Lentamente, Eiro se virou para ela novamente.
— Há algo errado? — Ele questionou, mas a mulher imediatamente balançou a cabeça.
— Nada! Está tudo bem! Mas, onde exatamente você conseguiu essa… erm, mão? — Ela perguntou, e logo notou quão insensível isso soou, embora Eiro apenas tivesse dado de ombros.
— Um viajante veio aqui e fez para mim. — O Diabrete apontou e jogou a mochila sobre o obro, sem querer escutar o que mais eles tinham para perguntar.
— Você talvez saiba onde esse viajante está agora? — A mulher, Jess, perguntou, e Eiro apenas balançou a cabeça e se virou em direção a Lugo, gesticulando para ele segui-lo, mas o homem alto e fisicamente forte à sua frente não parecia exatamente feliz com essa reposta.
— Ei, você não pode pelo menos responder apropriadamente? Nós só queremos ajuda. Você viu o estado do nosso amigo, não viu? Então pare de ser um babaca e nos diga onde podemos encontrar esse ‘Viajante’. Estamos procurando por ele há anos. — O homem apontou e colocou a mão no ombro de Eiro, mas o Diabrete apenas se virou para encará-lo.
— Ei, você não consegue usar os seus olhos adequadamente? Eu acabei de balançar minha cabeça. Não vê que estou com pressa? Então pare de ser um babaca e me deixe em paz. Minhas crianças estão me esperando em casa. — Eiro disse, retribuindo a coisa rude que o homem disse para ele.
— Heh, um fodido como você, tem filhos? Que tipo de vadia triste se casou com você? Aposto que suas crianças prefeririam ficar sozinhas sem você, então você pode aproveitar o seu tempo. — O homem disse com um sorriso amplo, obviamente tentando provocar Eiro.
—K-Krog, o que você está dizendo? Pare com isso! — Jess exclamou, aparentemente brava por Eiro, e o jovem Demônio apenas sorriu com isso e encarou o homem à sua frente, enquanto o gelo ao redor deles lentamente começava a derreter e se mover em sua direção.
— Isso não é algo legal de se dizer, sabia? — O Diabrete apontou, e o homem apenas começou a rir.
— Hahaha, não é uma coisa legal de se dizer? Lá fora não é um mundo legal, cara, mas eu acho que um vagabundo qualquer nessa cidade, como você, não saberia disso, estando escondido nessa cidadezinha de merda e tudo mais. — O homem disse, pensando que tinha Eiro bem onde queria, enquanto a água da chuva lentamente subia pelo corpo de Eiro, reunindo-se na mão dele em uma bolha grade
— Oh? Você deseja me atacar com Magia de Gelo novamente? Cara, uma merda lenta como essa não fará nada com- — O homem disse, mas Eiro o interrompeu.

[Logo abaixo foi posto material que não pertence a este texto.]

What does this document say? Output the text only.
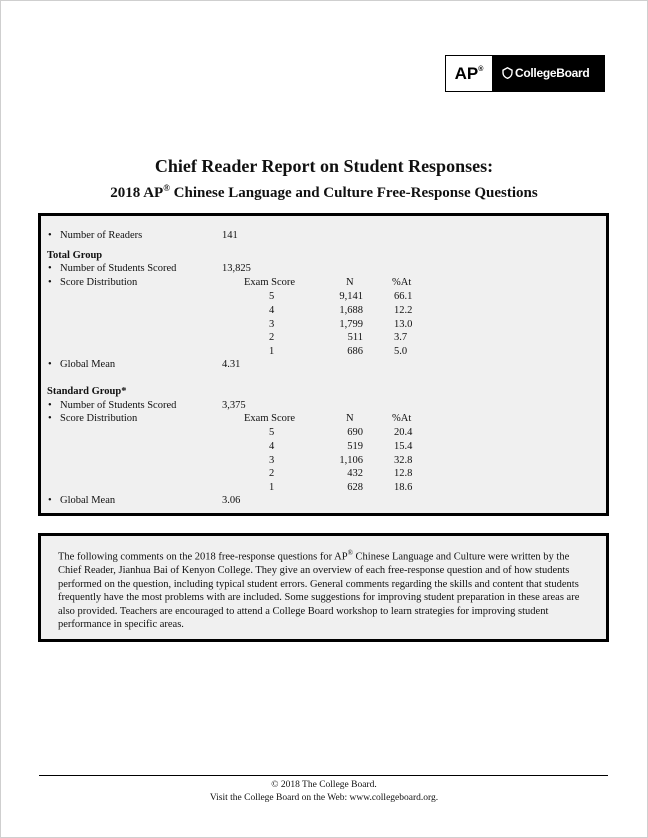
AP®	CollegeBoard
Chief Reader Report on Student Responses:
2018 AP® Chinese Language and Culture Free-Response Questions
• Number of Readers	141
Total Group
• Number of Students Scored	13,825
• Score Distribution	Exam Score	N	%At
5	9,141	66.1
4	1,688	12.2
3	1,799	13.0
2	511	3.7
1	686	5.0
• Global Mean	4.31
Standard Group*
• Number of Students Scored	3,375
• Score Distribution	Exam Score	N	%At
5	690	20.4
4	519	15.4
3	1,106	32.8
2	432	12.8
1	628	18.6
• Global Mean	3.06
The following comments on the 2018 free-response questions for AP® Chinese Language and Culture were written by the Chief Reader, Jianhua Bai of Kenyon College. They give an overview of each free-response question and of how students performed on the question, including typical student errors. General comments regarding the skills and content that students frequently have the most problems with are included. Some suggestions for improving student preparation in these areas are also provided. Teachers are encouraged to attend a College Board workshop to learn strategies for improving student performance in specific areas.
© 2018 The College Board.
Visit the College Board on the Web: www.collegeboard.org.
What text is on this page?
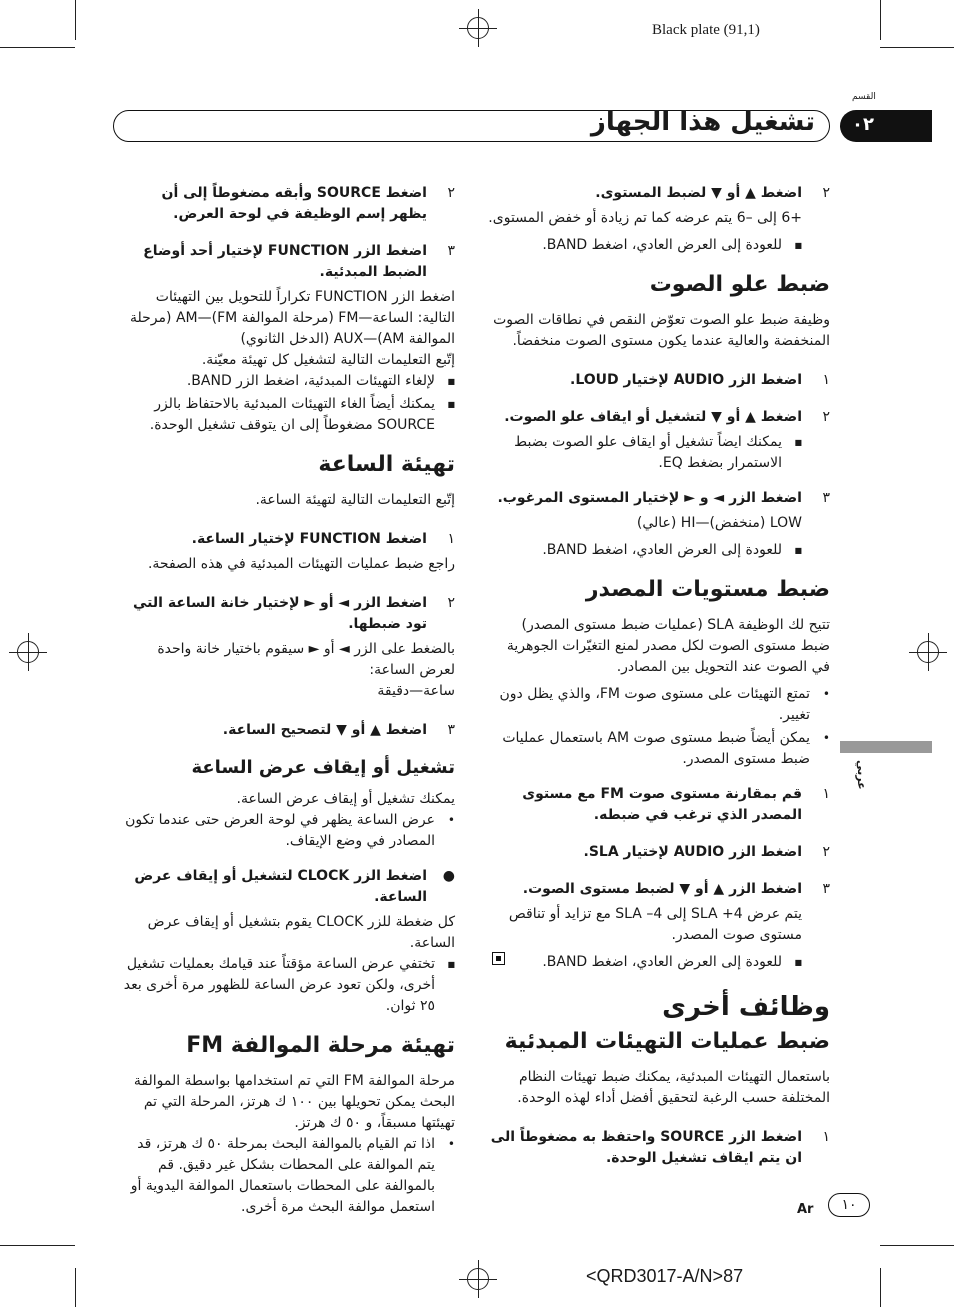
Black plate (91,1)
القسم
تشغيل هذا الجهاز ٠٢
عربي
٢
اضغط ▲ أو ▼ لضبط المستوى.

+6 إلى –6 يتم عرضه كما تم زيادة أو خفض المستوى.

■
للعودة إلى العرض العادي، اضغط BAND.
ضبط علو الصوت

وظيفة ضبط علو الصوت تعوّض النقص في نطاقات الصوت المنخفضة والعالية عندما يكون مستوى الصوت منخفضاً.

١
اضغط الزر AUDIO لإختيار LOUD.
٢
اضغط ▲ أو ▼ لتشغيل أو ايقاف علو الصوت.
■
يمكنك ايضاً تشغيل أو ايقاف علو الصوت بضبط الاستمرار بضغط EQ.
٣
اضغط الزر ◄ و ► لإختيار المستوى المرغوب.

LOW (منخفض)—HI (عالي)

■
للعودة إلى العرض العادي، اضغط BAND.
ضبط مستويات المصدر

تتيح لك الوظيفة SLA (عمليات ضبط مستوى المصدر) ضبط مستوى الصوت لكل مصدر لمنع التغيّرات الجوهرية في الصوت عند التحويل بين المصادر.

•
تمتع التهيئات على مستوى صوت FM، والذي يظل دون تغيير.
•
يمكن أيضاً ضبط مستوى صوت AM باستعمال عمليات ضبط مستوى المصدر.
١
قم بمقارنة مستوى صوت FM مع مستوى المصدر الذي ترغب في ضبطه.
٢
اضغط الزر AUDIO لإختيار SLA.
٣
اضغط الزر ▲ أو ▼ لضبط مستوى الصوت.

يتم عرض SLA +4 إلى SLA –4 مع تزايد أو تناقص مستوى صوت المصدر.

■
للعودة إلى العرض العادي، اضغط BAND.
وظائف أخرى
ضبط عمليات التهيئات المبدئية

باستعمال التهيئات المبدئية، يمكنك ضبط تهيئات النظام المختلفة حسب الرغبة لتحقيق أفضل أداء لهذه الوحدة.

١
اضغط الزر SOURCE واحتفظ به مضغوطاً الى ان يتم ايقاف تشغيل الوحدة.
٢
اضغط SOURCE وأبقه مضغوطاً إلى أن يظهر إسم الوظيفة في لوحة العرض.
٣
اضغط الزر FUNCTION لإختيار أحد أوضاع الضبط المبدئية.

اضغط الزر FUNCTION تكراراً للتحويل بين التهيئات التالية: الساعة—FM (مرحلة الموالفة FM)—AM (مرحلة الموالفة AM)—AUX (الدخل الثانوي)

إتّبع التعليمات التالية لتشغيل كل تهيئة معيّنة.

■
لإلغاء التهيئات المبدئية، اضغط الزر BAND.
■
يمكنك أيضاً الغاء التهيئات المبدئية بالاحتفاظ بالزر SOURCE مضغوطاً إلى ان يتوقف تشغيل الوحدة.
تهيئة الساعة

إتّبع التعليمات التالية لتهيئة الساعة.

١
اضغط FUNCTION لإختيار الساعة.

راجع ضبط عمليات التهيئات المبدئية في هذه الصفحة.

٢
اضغط الزر ◄ أو ► لإختيار خانة الساعة التي تود ضبطها.

بالضغط على الزر ◄ أو ► سيقوم باختيار خانة واحدة لعرض الساعة:

ساعة—دقيقة

٣
اضغط ▲ أو ▼ لتصحيح الساعة.
تشغيل أو إيقاف عرض الساعة

يمكنك تشغيل أو إيقاف عرض الساعة.

•
عرض الساعة يظهر في لوحة العرض حتى عندما تكون المصادر في وضع الإيقاف.
●
اضغط الزر CLOCK لتشغيل أو إيقاف عرض الساعة.

كل ضغطة للزر CLOCK يقوم بتشغيل أو إيقاف عرض الساعة.

■
تختفي عرض الساعة مؤقتاً عند قيامك بعمليات تشغيل أخرى، ولكن تعود عرض الساعة للظهور مرة أخرى بعد ٢٥ ثوان.
تهيئة مرحلة الموالفة FM

مرحلة الموالفة FM التي تم استخدامها بواسطة الموالفة البحث يمكن تحويلها بين ١٠٠ ك هرتز، المرحلة التي تم تهيئتها مسبقاً، و ٥٠ ك هرتز.

•
اذا تم القيام بالموالفة البحث بمرحلة ٥٠ ك هرتز، قد يتم الموالفة على المحطات بشكل غير دقيق. قم بالموالفة على المحطات باستعمال الموالفة اليدوية أو استعمل موالفة البحث مرة أخرى.	Ar	١٠
<QRD3017-A/N>87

— É melhor guardar seu fôlego. — Ele comentou, enquanto a bolha de água lentamente começava a emitir vapor, ao mesmo tempo que ficava cada vez mais aquecida. Sem demora, começou a ferver. — Você vai precisar de qualquer um que tenha sobrado. — O Diabrete disse, e simplesmente empurrou a bolha de água fervente para frente. Ele não queria ferir seriamente o homem, apenas incapacitá-lo. Essa não era a razão para essa água fervente.
Afinal, o homem, Krog, estava certo. Normalmente, Magia de Gelo era bastante lenta se comparado aos outros tipos. Então, Eiro estava fazendo uso de uma lei da natureza para compensar isso.
E, antes que o homem pudesse ser ferido pela água quente, ela começou a congelar quando encostou em sua pele, rapidamente formando uma esfera de gelo ao redor de sua cabeça.